The college reconsidered its audience and stressed different, more tangible TIP benefits to attract more men.
“We had to rewrite the letter, and we used to joke that it was a ‘get stuff’ letter: you will get a higher GPA,” said David Laude, a UT chemistry professor who started TIP. In his own 500-student general chemistry section, he said, he sees male students struggling to ask for help, even though he has scheduled office hours when students can get help, one on one.
“If I hold an office hour, it is not unusual for me to have 40 women and no men to show up … I mean, it’s striking.”
Laude holds extra office hours to review material before exams. He used to hold the sessions on Sunday nights until he saw that roughly 95 percent of the students who came were female. He realized that he was competing with Sunday night football. “I actually had to move office-hour time for men to show up,” Laude said.
A male student who is struggling tends to wait longer to ask for help than female peers do, Laude said. By then, Laude said, it is sometimes too late to catch up before an exam.
Feminization of education
The Texas Legislature has focused on increasing the number of college graduates statewide through the 60x30TX Higher Education Plan. The plan aims “for 60 percent of the 25- to 34-year-old Texas population to hold a certificate or degree by 2030,” according to the Texas Higher Education Coordinating Board website.
The coordinating board is aware of the gender gap in degree attainment. “We know that’s a problem, and we’re working on it right now,” said Raymund Paredes, commissioner of higher education. But he acknowledged, “I don’t think we know what all the answers are.”
Paredes said part of the problem is the lack of longitudinal data on successful initiatives for male students. Replicating successful programs from a particular school can be difficult because officials do not know what is scalable, he said.
Some mentorship programs might not reach male students through formal initiatives, but because of an individual’s unique approach. Harkins makes sure that all TIP promotional materials include photos with men, even though the College of Natural Sciences is majority female and many pictures only include women. She seeks out male mentors to work at the reception desk: “I go out and beat the bushes for men because I want them role-modeling. I want males to see a male behind a desk and know it’s okay to do that.”
Paredes said addressing men’s needs is a challenge at a time when women still face gender barriers. He said he has received criticism from women for saying that men require some targeted support.
Laude helped create the first version of the university’s predictive analytics tool and was senior vice provost for enrollment and graduation management. He said that because of legal concerns, the university prevented his team from including race or gender as a predictive indicator.
Still, something is preventing UT-Austin men from reaching parity with women. “Males don’t do as well in school as they could and should,” Paredes said. “Some people claim male youth culture doesn’t esteem academic success.”
“Most things that are female-dominated have lower social status,” Riegle-Crumb said. She thinks that as the graduation trends continue, education is becoming feminized and, possibly, less attractive to young men.
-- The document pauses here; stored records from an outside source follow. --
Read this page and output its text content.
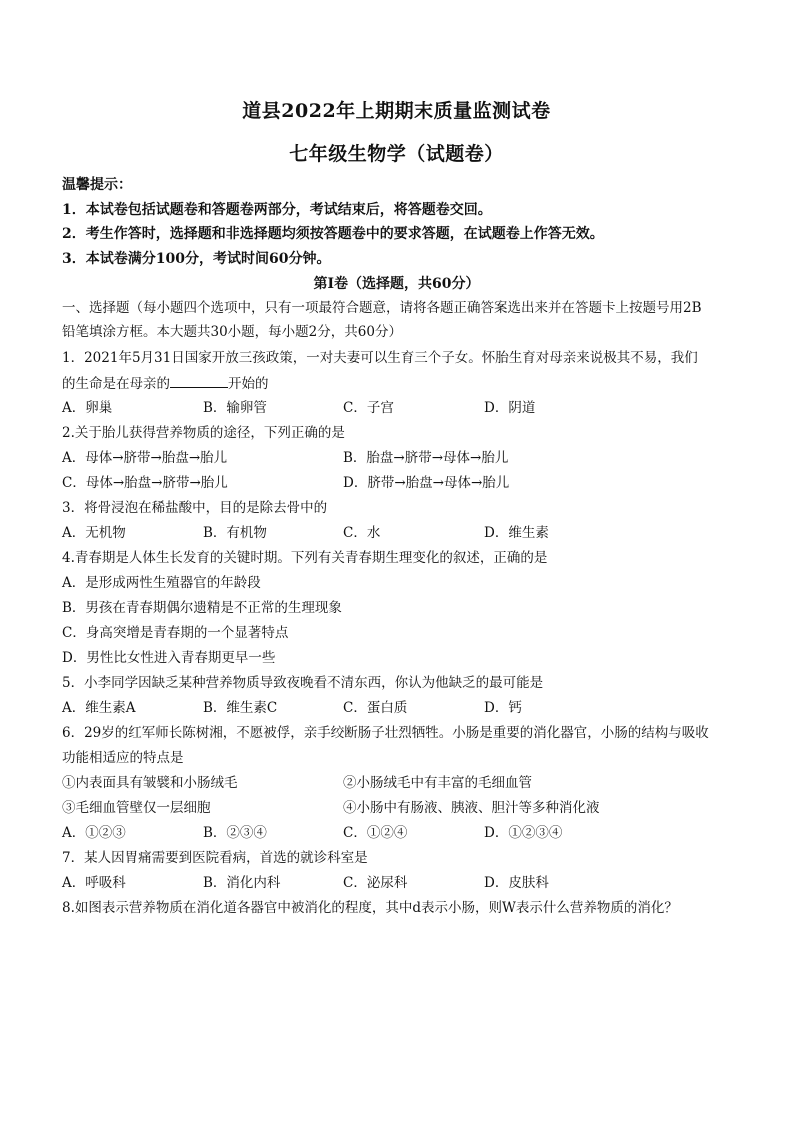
道县2022年上期期末质量监测试卷
七年级生物学（试题卷）
温馨提示：
1．本试卷包括试题卷和答题卷两部分，考试结束后，将答题卷交回。
2．考生作答时，选择题和非选择题均须按答题卷中的要求答题，在试题卷上作答无效。
3．本试卷满分100分，考试时间60分钟。
第Ⅰ卷（选择题，共60分）
一、选择题（每小题四个选项中，只有一项最符合题意，请将各题正确答案选出来并在答题卡上按题号用2B
铅笔填涂方框。本大题共30小题，每小题2分，共60分）
1．2021年5月31日国家开放三孩政策，一对夫妻可以生育三个子女。怀胎生育对母亲来说极其不易，我们
的生命是在母亲的	开始的
A．卵巢	B．输卵管	C．子宫	D．阴道
2.关于胎儿获得营养物质的途径，下列正确的是
A．母体→脐带→胎盘→胎儿	B．胎盘→脐带→母体→胎儿
C．母体→胎盘→脐带→胎儿	D．脐带→胎盘→母体→胎儿
3．将骨浸泡在稀盐酸中，目的是除去骨中的
A．无机物	B．有机物	C．水	D．维生素
4.青春期是人体生长发育的关键时期。下列有关青春期生理变化的叙述，正确的是
A．是形成两性生殖器官的年龄段
B．男孩在青春期偶尔遗精是不正常的生理现象
C．身高突增是青春期的一个显著特点
D．男性比女性进入青春期更早一些
5．小李同学因缺乏某种营养物质导致夜晚看不清东西，你认为他缺乏的最可能是
A．维生素A	B．维生素C	C．蛋白质	D．钙
6．29岁的红军师长陈树湘，不愿被俘，亲手绞断肠子壮烈牺牲。小肠是重要的消化器官，小肠的结构与吸收
功能相适应的特点是
①内表面具有皱襞和小肠绒毛	②小肠绒毛中有丰富的毛细血管
③毛细血管壁仅一层细胞	④小肠中有肠液、胰液、胆汁等多种消化液
A．①②③	B．②③④	C．①②④	D．①②③④
7．某人因胃痛需要到医院看病，首选的就诊科室是
A．呼吸科	B．消化内科	C．泌尿科	D．皮肤科
8.如图表示营养物质在消化道各器官中被消化的程度，其中d表示小肠，则W表示什么营养物质的消化？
Diego Macias was a TIP mentor and will join Teach for America after graduation. He echoed Riegle-Crumb: “Education is feminized, and it’s like, why? Education shouldn’t have a gender. Everybody needs to be educated.”
Macias, a Human Development and Family Sciences major, said he can count on one hand the number of men in his classes. “When I switched to this from neuroscience, my parents weren’t super thrilled by it, and I think it’s hard for males to feel comfortable making a decision like that,” Macias said.
If a male student is struggling or lacks passion for his studies and also is low-income or the first in his family to attend college, he may get “survivor’s guilt,” both Gutierrez and Macias said. He may feel he could support his family better by working than going into debt for school. “They get comfortable earning a certain income, and then they don’t want to go back,” Macias said.